Cascading effect in schools?

A leading conservative activist in Indiana, where public schools will be affected by the Court of Appeals’ pro-“transgender” decision, feared its cascading effects across the Midwest.

Micah Clark, executive director of the American Family Association of Indiana, said the ruling represents “the tyranny of a radical minority, and a politically correct court, over common sense gender protections that have existed since the beginning of time.” 

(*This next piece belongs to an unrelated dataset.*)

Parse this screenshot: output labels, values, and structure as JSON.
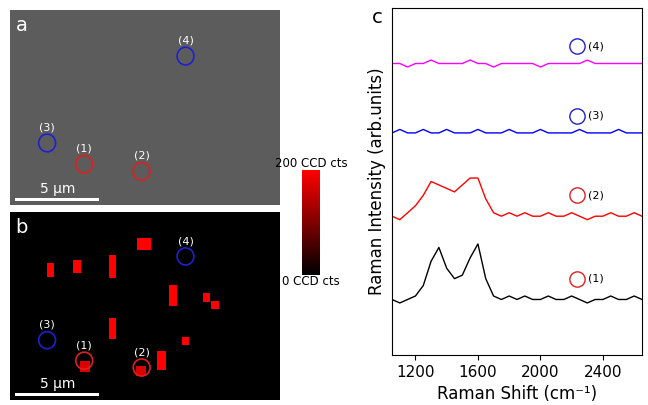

“The Seventh Circuit appears to be signaling that it will throw aside the privacy and safety rights of the vast majority of students in favor of a radical political agenda that has no basis in logic. law, or science,” Clark told LifeSiteNews. “A very few sexually confused students appear to have a newly imagined ‘right’ to use restrooms, showers and locker rooms regardless of the emotional harm or psychological intimidation this poses to other children.”

Clark called on other courts to “more fairly consider the rights of millions of students that this court has discarded,” and he urged school administrators in Indiana to wait to act as the case may ultimately be decided by the U.S. Supreme Court.

Schools could be “opening themselves up to the anger of far more parents who want to protect their children from such exposure,” he said.

Not 'treated like other boys'?

A Kenosha News account of the case reports that Whitaker “was born a girl but identifies as a boy.” It adds that “Whitaker has suffered depression and extreme anxiety as a result of ‘being singled out and treated differently from other boys.’”

But pro-family advocate Linda Harvey of Mission America told LifeSiteNews that it was “absolutely proper” for school authorities to single out Whitaker for special treatment “precisely because she is different from the other boys. In fact, she’s not a boy at all.”

The Appeals Court decision states, “While Ash’s birth certificate designates him as ‘female,’ he does not identify as one. Rather, in the spring of 2013, when Ash was in eighth grade, he told his parents that he is transgender and a boy. He began to openly identify as a boy during the 2013‐2014 school year, when he entered Tremper as a freshman. He cut his hair, began to wear more masculine clothing, and began to use the name Ashton and male pronouns. In the fall of 2014, the beginning of his sophomore year, he told his teachers and his classmates that he is a boy and asked them to refer to him as Ashton or Ash and to use male pronouns.”

It goes on to describe how she was told she could use a gender-neutral restroom in the school’s main office, but not the boys’ restrooms. She was troubled by that because that restroom was far from her classes and that it would further stigmatize her as transgender. Also, Whitaker has a medical condition that required her to drink lots of water, making it hard to avoid using restrooms. The school later made another restroom specially available to her, but she claimed that restroom, too, was inconvenient for her.

The Appeals Court decision states that “the School District argues that the district court erred in finding that the harms to Ash outweighed the harms to the student population and their privacy interests. We disagree. The School District has failed to provide any evidence of how the preliminary injunction will harm it, or any of its students or parents.”

It states, “The harms identified by the School District are all speculative and based upon conjecture, whereas the harms to Ash are well‐documented and supported by the record.”

Ash Whitaker’s mother, Melissa, who teaches at her school, told CBS-Chicago that the ruling shows “There’s still a lot of hate in the world … misunderstanding, definitely, but there’s a lot of hope.”

Last year, Ash Whitaker also fought successfully for her right to run for “Prom King” at the same Tremper High School, as the Kenosha school district overturned the school’s decision not to let the biological girl be a part of the traditionally male competition.